Though coffee is the most common and preferred beverage for caffeine consumption, it isn’t the only natural source of this interesting chemical.
Depending on the brewing method and the type of coffee used, the caffeine content can vary (pdf).
Comparison of caffeine content in common beverages (The Epoch Times)
Comparison of caffeine content in common beverages The Epoch Times

Espresso has the most concentrated caffeine with 0.6 to 3.3 mg per millimeter. Boiled or filtered coffee has a caffeine concentration of 0.7 to 1.1 mg/ml, and instant coffee generally has a concentration of 0.2 to 0.6 mg/ml.

Arabica coffee is the most widely consumed but Robusta has almost twice as high caffeine content.

Apart from caffeine, coffee is also rich in antioxidants such as hydroxycinnamic acids (70 to 350 mg) and polyphenols (35 mg), both of which prevent the development of diseases caused by chronic inflammation, including cancer and diabetes.

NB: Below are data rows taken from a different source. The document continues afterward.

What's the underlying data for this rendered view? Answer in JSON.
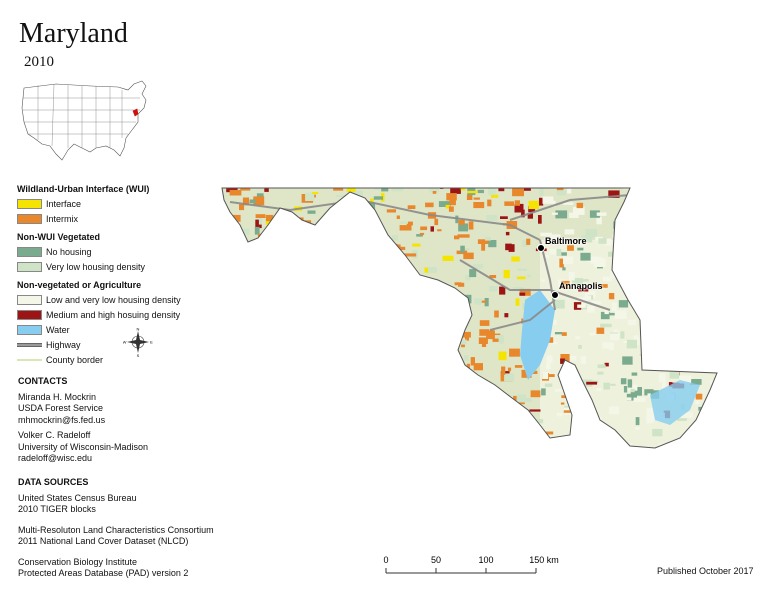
{
  "title": "Maryland",
  "year": "2010",
  "legend": {
    "wui_header": "Wildland-Urban Interface (WUI)",
    "nonwui_header": "Non-WUI Vegetated",
    "nonveg_header": "Non-vegetated or Agriculture",
    "items": [
      {
        "label": "Interface",
        "color": "#f5e400"
      },
      {
        "label": "Intermix",
        "color": "#e8872b"
      },
      {
        "label": "No housing",
        "color": "#7aab8e"
      },
      {
        "label": "Very low housing density",
        "color": "#cfe3c6"
      },
      {
        "label": "Low and very low housing density",
        "color": "#f4f6e8"
      },
      {
        "label": "Medium and high hosuing density",
        "color": "#9c1414"
      },
      {
        "label": "Water",
        "color": "#86cdf0"
      },
      {
        "label": "Highway",
        "color": "#9a9a9a"
      },
      {
        "label": "County border",
        "color": "#d9e6b5"
      }
    ]
  },
  "compass": {
    "n": "N",
    "s": "S",
    "e": "E",
    "w": "W"
  },
  "contacts": {
    "header": "CONTACTS",
    "person1": [
      "Miranda H. Mockrin",
      "USDA Forest Service",
      "mhmockrin@fs.fed.us"
    ],
    "person2": [
      "Volker C. Radeloff",
      "University of Wisconsin-Madison",
      "radeloff@wisc.edu"
    ]
  },
  "sources": {
    "header": "DATA SOURCES",
    "s1": [
      "United States Census Bureau",
      "2010 TIGER blocks"
    ],
    "s2": [
      "Multi-Resoluton Land Characteristics Consortium",
      "2011 National Land Cover Dataset (NLCD)"
    ],
    "s3": [
      "Conservation Biology Institute",
      "Protected Areas Database (PAD) version 2"
    ]
  },
  "cities": {
    "baltimore": "Baltimore",
    "annapolis": "Annapolis"
  },
  "scale_labels": [
    "0",
    "50",
    "100",
    "150 km"
  ],
  "published": "Published October 2017"
}
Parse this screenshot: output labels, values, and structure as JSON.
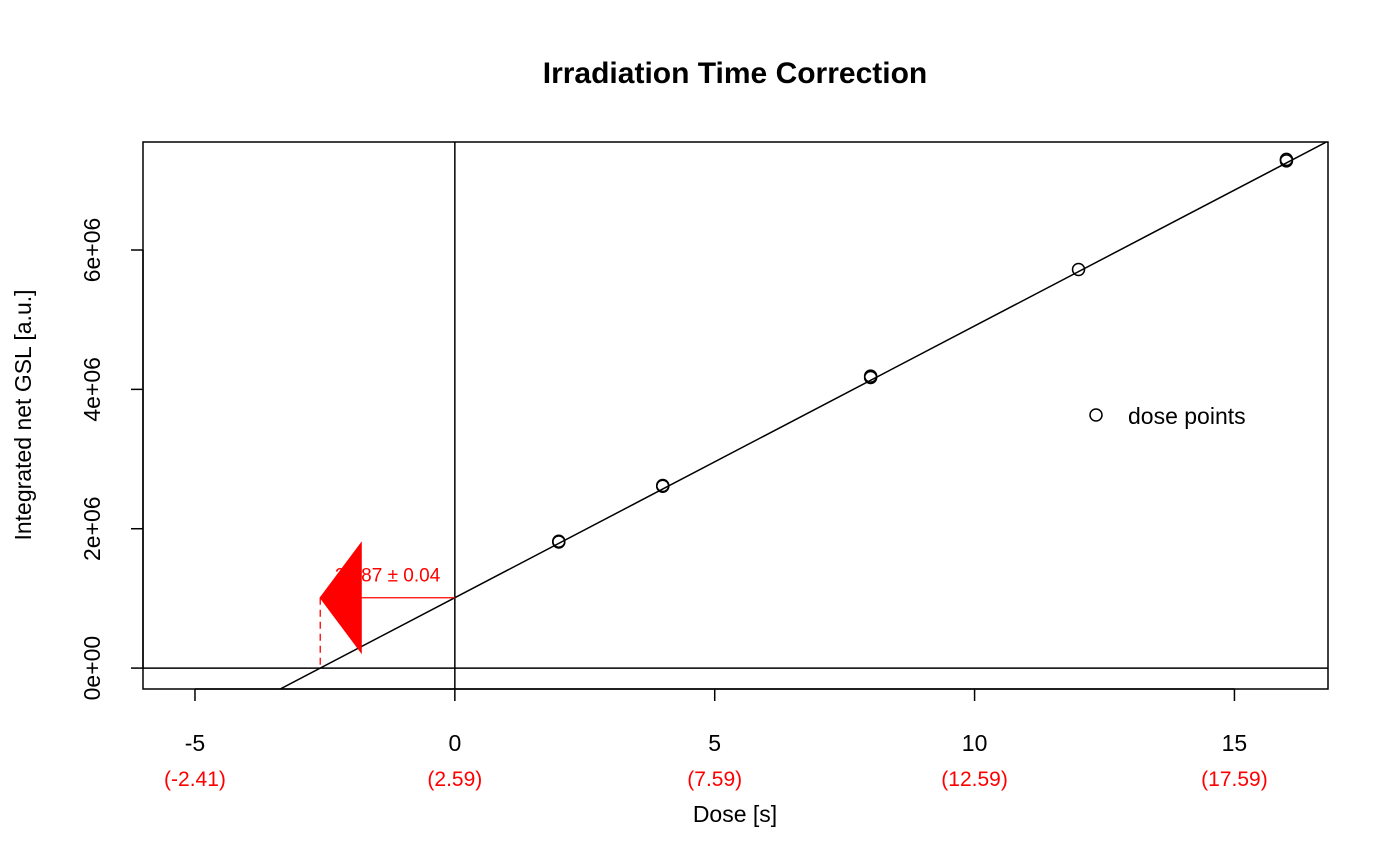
{
  "chart_data": {
    "type": "scatter",
    "title": "Irradiation Time Correction",
    "xlabel": "Dose [s]",
    "ylabel": "Integrated net GSL [a.u.]",
    "xlim": [
      -6.0,
      16.8
    ],
    "ylim": [
      -300000,
      7550000
    ],
    "x_ticks": [
      -5,
      0,
      5,
      10,
      15
    ],
    "x_tick_labels": [
      "-5",
      "0",
      "5",
      "10",
      "15"
    ],
    "x_secondary_tick_labels": [
      "(-2.41)",
      "(2.59)",
      "(7.59)",
      "(12.59)",
      "(17.59)"
    ],
    "y_ticks": [
      0,
      2000000,
      4000000,
      6000000
    ],
    "y_tick_labels": [
      "0e+00",
      "2e+06",
      "4e+06",
      "6e+06"
    ],
    "series": [
      {
        "name": "dose points",
        "x": [
          2,
          2,
          4,
          4,
          8,
          8,
          12,
          16,
          16
        ],
        "y": [
          1810000,
          1820000,
          2610000,
          2620000,
          4170000,
          4190000,
          5720000,
          7280000,
          7300000
        ]
      }
    ],
    "fit_line": {
      "slope": 390000,
      "intercept": 1010000
    },
    "zero_lines": {
      "x": 0,
      "y": 0
    },
    "correction": {
      "value": -2.59,
      "label": "2.587 ± 0.04",
      "error_x_range": [
        -2.59,
        -1.8
      ],
      "color": "#ff0000"
    },
    "legend": {
      "position": "right",
      "entries": [
        "dose points"
      ]
    },
    "grid": false
  }
}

The drink also contains a small serving of minerals including potassium, magnesium, and phosphorus.

Despite all of its positive effects, coffee should be consumed only in moderation with no more than 4 cups a day—400 mg of caffeine—with a limit of 200 mg (two shots) per drink. Caffeine may also not be for everyone as those that are sensitive to it may experience palpitiatons, high blood pressure and restlessness.

If you are sensitive to caffeine or coffee is just not your thing, tea is a viable alternative for a healthy, lower caffeine-content drink.

Dried tea contains the highest caffeine content; 3.5 percent of tea leaves are caffeine, as compared to 1.1 to 2.2 percent in coffee beans.

However, since more coffee beans are used per serving, a single serving of tea will rarely contain more that 100 mg of caffeine.

Shortening the brewing time and lowering brewing temperature of tea will reduce the amount of caffeine. The hotter the tea and the longer it is brewed, the greater the caffeine content it will have.

To get the most caffeine out of one serving of tea, try brewing black tea at temperatures of up to 212 F (100 C) for more than 3 minutes to obtain a maximize of 90 mg of caffeine in one drink.

Brewing black tea for 3 minutes will generally halve the content to 47 mg.

Matcha tea, the powdered form of dried green tea, is also a highly caffeinated tea that provides 35 mg of caffeine per half-teaspoon (1 g) serving.

Green tea and white tea are weaker than matcha and black tea and have a subtler taste compared to the characteristic sharp tang in black tea.

These drinks are generally brewed at lower temperatures of up to 180 F (82 C) which results in 20 to 45 mg of caffeine per serving for matcha and 6 to 60 mg for green tea.

Herbal teas such as chamomile, lavender, and jasmine contain no caffeine, though some drinks do report negligible caffeine content.

Like coffee, tea is also a rich source of antioxidants. Tea leaves are abundant in polyphenols, which maintain gut health and have antiaging actions.

Minerals such as potassium, calcium, and magnesium are also present in small servings of tea.